Bjork Biophilia
2011 - One Little Indian / Polydor
#Bjork#Rock Internazionale#Alternative #Trip-hop #Experimental
C’è chi ha avvertito la fatica di questa costruzione anti-melodica di beat elettronici e risonanze inedite di nuovi strumenti, come il gamelesta, celesta con lamine di bronzo come nel gamelan, e lo sharpsichord, una specie di arpa-carillon a manovella e ad energia solare, con due grandi amplificatori simili a quelli del grammofono.
Certamente Biophilia non suona come un album di facile ascolto e si percepisce ogni tanto la macchinosità delle invenzioni o la sostanza ermetica dei testi, stratificati nelle allusioni scientifiche o storico-filosofiche (Dark Matter avrebbe dovuto per esempio intitolarsi Pneuma, con riferimento al soffio vitale che gli antichi ritenevano principio dell’esistenza).
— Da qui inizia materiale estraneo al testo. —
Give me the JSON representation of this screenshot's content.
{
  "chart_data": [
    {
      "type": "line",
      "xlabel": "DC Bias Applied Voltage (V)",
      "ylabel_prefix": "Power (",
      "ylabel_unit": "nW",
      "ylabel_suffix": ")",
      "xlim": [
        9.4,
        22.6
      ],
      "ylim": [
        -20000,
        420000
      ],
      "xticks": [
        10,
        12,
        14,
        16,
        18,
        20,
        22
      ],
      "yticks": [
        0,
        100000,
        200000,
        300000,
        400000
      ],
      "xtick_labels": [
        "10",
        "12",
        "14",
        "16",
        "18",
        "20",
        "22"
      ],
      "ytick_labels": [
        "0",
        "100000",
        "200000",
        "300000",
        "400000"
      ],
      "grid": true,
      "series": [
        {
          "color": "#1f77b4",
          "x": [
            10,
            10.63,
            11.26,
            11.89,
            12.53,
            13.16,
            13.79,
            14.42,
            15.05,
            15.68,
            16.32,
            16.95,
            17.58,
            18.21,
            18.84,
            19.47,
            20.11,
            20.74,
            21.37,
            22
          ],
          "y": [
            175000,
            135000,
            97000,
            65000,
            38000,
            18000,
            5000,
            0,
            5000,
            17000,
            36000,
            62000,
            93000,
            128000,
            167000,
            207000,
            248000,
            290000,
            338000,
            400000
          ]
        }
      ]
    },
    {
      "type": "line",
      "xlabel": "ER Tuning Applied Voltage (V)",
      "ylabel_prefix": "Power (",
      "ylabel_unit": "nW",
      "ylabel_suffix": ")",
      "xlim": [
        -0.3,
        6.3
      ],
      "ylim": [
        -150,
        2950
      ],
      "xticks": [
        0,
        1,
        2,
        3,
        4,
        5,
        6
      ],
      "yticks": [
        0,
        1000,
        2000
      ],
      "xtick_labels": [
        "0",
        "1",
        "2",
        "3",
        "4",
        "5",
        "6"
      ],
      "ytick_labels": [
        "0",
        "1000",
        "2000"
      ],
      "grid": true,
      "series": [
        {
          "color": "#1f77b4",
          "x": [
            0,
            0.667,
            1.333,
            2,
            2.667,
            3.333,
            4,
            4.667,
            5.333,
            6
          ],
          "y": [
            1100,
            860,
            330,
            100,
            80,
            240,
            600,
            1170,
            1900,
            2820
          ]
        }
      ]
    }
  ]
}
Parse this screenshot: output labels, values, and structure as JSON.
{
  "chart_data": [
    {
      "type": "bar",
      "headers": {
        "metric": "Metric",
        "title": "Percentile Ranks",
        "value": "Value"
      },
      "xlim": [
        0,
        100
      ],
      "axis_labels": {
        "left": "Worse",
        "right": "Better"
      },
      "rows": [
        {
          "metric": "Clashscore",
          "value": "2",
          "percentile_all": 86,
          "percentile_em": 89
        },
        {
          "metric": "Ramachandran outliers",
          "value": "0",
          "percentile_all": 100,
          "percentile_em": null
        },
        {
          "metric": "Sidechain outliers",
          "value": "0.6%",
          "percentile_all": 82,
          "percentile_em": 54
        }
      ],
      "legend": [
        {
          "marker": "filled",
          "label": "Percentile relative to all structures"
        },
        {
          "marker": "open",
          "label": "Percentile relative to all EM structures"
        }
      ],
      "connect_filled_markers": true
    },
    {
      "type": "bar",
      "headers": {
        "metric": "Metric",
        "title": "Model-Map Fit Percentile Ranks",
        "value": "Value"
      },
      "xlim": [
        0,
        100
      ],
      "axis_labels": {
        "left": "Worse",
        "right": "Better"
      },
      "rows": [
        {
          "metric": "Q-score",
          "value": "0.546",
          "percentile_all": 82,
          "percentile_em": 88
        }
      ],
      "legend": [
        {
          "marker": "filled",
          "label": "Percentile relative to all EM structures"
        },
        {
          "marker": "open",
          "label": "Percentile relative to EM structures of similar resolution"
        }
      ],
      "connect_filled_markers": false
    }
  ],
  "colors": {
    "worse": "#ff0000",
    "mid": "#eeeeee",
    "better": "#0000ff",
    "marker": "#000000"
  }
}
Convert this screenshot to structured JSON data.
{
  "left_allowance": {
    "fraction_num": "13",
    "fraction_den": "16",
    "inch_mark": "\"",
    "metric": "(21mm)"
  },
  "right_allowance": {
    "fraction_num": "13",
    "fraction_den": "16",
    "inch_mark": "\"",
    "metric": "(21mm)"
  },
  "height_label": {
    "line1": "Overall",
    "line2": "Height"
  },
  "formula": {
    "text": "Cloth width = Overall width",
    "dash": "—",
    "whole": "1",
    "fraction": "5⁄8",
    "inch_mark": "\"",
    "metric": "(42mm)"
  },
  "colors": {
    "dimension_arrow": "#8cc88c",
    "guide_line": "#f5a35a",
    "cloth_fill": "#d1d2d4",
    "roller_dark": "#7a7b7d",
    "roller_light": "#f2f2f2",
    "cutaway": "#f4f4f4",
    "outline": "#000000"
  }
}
Eppure il fremere dell’arpa e dei pendoli governati dalla gravità, i rintocchi fragili di gamelesta e quelli metallici dell’hang (che descrivono nella nivea Virus l’inevitabile dipendenza-contagio dell’attrazione fisica e amorosa), il rimbombare dell’organo sulle basse frequenze, i suoi picchi nervosi e lugubri, il soffiare cupo dei fiati, le trame maestose e tese dei cori, le tempeste ritmiche elettroniche, improvvise e vertiginose, compongono scenari tecno-naturali di inquietante potenza ed ambiguo, irresistibile fascino.
Tali suoni fendono religiosi silenzi con vortici imprevedibili che sfruttano il magnetismo dei suoni per catturare l’immaginazione, immergendoli in atmosfere musicali altrettanto rituali, e paiono davvero interrogare i misteri del cosmo, le epifanie della luce e delle stagioni ed indagare strutture cristalline, respiri e dolorose disarmonie umane (v. Sacrifice).
E’ un dato di fatto che la forma canzone d’altronde stia ormai stretta a Björk. D’altronde Biophilia avrebbe dovuto essere un progetto musicale e cinematografico finanziato dalla National Geographic con la regia di Michel Gondry; tuttavia ha una struttura più regolare la perla più straordinaria di questo abisso di suoni, la magistrale, lancinante Thunderbolt, travolgente esempio di sublime romantico che proietta nel cuore dei fulmini, tra le linee di basso create dalle scariche elettriche delle bobine di Tesla.
Un album delicato e oscuro, incredibile ma vero. Come i miracoli della natura e della tecnologia che tenta di riecheggiarli e riprodurli in un fluire irregolare ed impressionante di suoni.